Tras su detallado análisis crítico, Bolaños Geyer concluyó que «el relato de Clinton Rollins es un folletín fantasioso sin valor alguno como fuente de información para la historia de los filibusteros o de Nicaragua». Eso es cierto, por la tergiversación que hace de numerosos acontecimientos y personajes, según se narró previamente. Sin embargo, esa no fue culpa de Parkhurst, sino de quienes, de buena fe, dieron como cierta su historia y la divulgaron ampliamente, al punto de legitimarla.

En sus indagaciones acerca de la vida de Parkhurst, Bolaños Geyer halló que, antes de escribir las célebres crónicas, había mostrado interés por el mundo del filibusterismo, como él mismo lo expresa, al indicar que escribió una novela ambientada en Cuba. Asimismo, otra faceta muy curiosa es que a partir de 1862 fue combatiente voluntario durante la Guerra de Secesión, pero en contra de los sureños —partidarios de la esclavitud—, y sufrió serias vejaciones en varios campos de prisioneros.
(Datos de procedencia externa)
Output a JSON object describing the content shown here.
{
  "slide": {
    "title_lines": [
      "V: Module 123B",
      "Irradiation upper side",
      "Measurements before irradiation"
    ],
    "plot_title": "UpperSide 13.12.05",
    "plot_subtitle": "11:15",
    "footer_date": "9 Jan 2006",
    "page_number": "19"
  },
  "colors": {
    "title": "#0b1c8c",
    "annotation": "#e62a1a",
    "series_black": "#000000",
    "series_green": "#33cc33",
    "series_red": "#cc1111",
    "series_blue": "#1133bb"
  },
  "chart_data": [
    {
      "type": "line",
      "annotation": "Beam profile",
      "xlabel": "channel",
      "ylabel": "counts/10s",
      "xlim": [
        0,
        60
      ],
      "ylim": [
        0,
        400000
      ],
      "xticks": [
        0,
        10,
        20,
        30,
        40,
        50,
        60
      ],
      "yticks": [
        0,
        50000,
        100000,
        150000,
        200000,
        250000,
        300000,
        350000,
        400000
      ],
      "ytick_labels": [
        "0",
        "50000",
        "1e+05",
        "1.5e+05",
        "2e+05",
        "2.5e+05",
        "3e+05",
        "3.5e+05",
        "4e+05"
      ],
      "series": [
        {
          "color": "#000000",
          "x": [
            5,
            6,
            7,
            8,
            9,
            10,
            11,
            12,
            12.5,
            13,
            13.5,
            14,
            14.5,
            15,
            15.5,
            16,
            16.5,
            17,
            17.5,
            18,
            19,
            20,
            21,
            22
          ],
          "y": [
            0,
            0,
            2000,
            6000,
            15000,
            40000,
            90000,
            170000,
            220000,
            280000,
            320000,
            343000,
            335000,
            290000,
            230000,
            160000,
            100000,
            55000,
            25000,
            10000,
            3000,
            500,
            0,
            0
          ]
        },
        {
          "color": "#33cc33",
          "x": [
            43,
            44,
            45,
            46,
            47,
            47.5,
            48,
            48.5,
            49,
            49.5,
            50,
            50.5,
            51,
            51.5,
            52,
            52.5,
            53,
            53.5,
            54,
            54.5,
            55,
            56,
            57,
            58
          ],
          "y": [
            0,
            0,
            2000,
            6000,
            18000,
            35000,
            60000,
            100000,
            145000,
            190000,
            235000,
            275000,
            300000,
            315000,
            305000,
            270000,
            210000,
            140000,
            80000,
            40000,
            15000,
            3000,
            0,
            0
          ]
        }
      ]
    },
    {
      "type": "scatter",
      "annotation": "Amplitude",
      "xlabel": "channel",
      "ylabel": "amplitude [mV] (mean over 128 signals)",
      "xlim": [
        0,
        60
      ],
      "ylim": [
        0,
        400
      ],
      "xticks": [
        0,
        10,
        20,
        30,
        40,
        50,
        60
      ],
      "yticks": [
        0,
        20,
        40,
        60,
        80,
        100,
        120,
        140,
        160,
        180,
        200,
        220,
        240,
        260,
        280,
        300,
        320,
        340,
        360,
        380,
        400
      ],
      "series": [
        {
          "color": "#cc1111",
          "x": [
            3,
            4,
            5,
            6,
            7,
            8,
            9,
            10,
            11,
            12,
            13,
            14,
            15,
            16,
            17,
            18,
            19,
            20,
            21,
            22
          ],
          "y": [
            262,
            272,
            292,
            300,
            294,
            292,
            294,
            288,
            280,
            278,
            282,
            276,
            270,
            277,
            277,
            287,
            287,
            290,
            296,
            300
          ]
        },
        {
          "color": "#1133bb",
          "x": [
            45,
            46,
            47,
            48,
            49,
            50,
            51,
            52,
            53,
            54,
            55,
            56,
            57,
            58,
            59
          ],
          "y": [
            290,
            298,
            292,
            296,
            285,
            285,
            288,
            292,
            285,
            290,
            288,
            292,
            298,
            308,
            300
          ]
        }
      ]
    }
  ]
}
Al respecto, llama mucho la atención que, aunque en sus crónicas arremete contra Walker una y otra vez, al que califica de «extremadamente repugnante, plagado de defectos y desprovisto de toda cualidad» —en palabras de Bolaños Geyer—, atribuía grandes méritos a los filibusteros, de quienes resalta sus «tribulaciones, hazañas y conquistas». Bien es sabido que, como la Guerra de Secesión se inició a mediados de 1861, muchos de los mercenarios que habían acompañado a Walker en Nicaragua se unieron a las filas sureñas, de modo que es sumamente contradictorio que Parkhurst alabara a quienes durante esa guerra fueran sus enemigos.

Otro hecho a destacar acerca de Parkhurst es que, en su vida de trotamundos y alcohol, en 1874-1875 emprendió un viaje que lo llevó a Guatemala y Nicaragua, cuando tenía unos 30 años de edad. Es lógico suponer que la visita a poblados que fueron escenarios de batallas, así como el trato con los lugareños —muchos de ellos excombatientes en la guerra—, más las lecturas de los libros de Walker y de algunos de sus compinches, lo incentivaron a escribir las crónicas que publicaría en California 14 años después.

Eso fue lo que hizo, con toda naturalidad, como una especie de «divertimento», por lo que creo que no se le podría calificar de impostor. Actuó como lo hacen casi todos los novelistas: inventarse una trama que sea sugerente o atractiva, y narrarla de buena manera. Y, si está basada en hechos históricos pero se cometen yerros de naturaleza fáctica —lo cual es casi inevitable—, pueden argumentar siempre que se trata de una licencia literaria, con lo cual resultan indemnes. Es decir, simplemente alegan que el suyo no es un libro de historia, sino tan solo una novela. ¿No fue así como actuó Parkhurst?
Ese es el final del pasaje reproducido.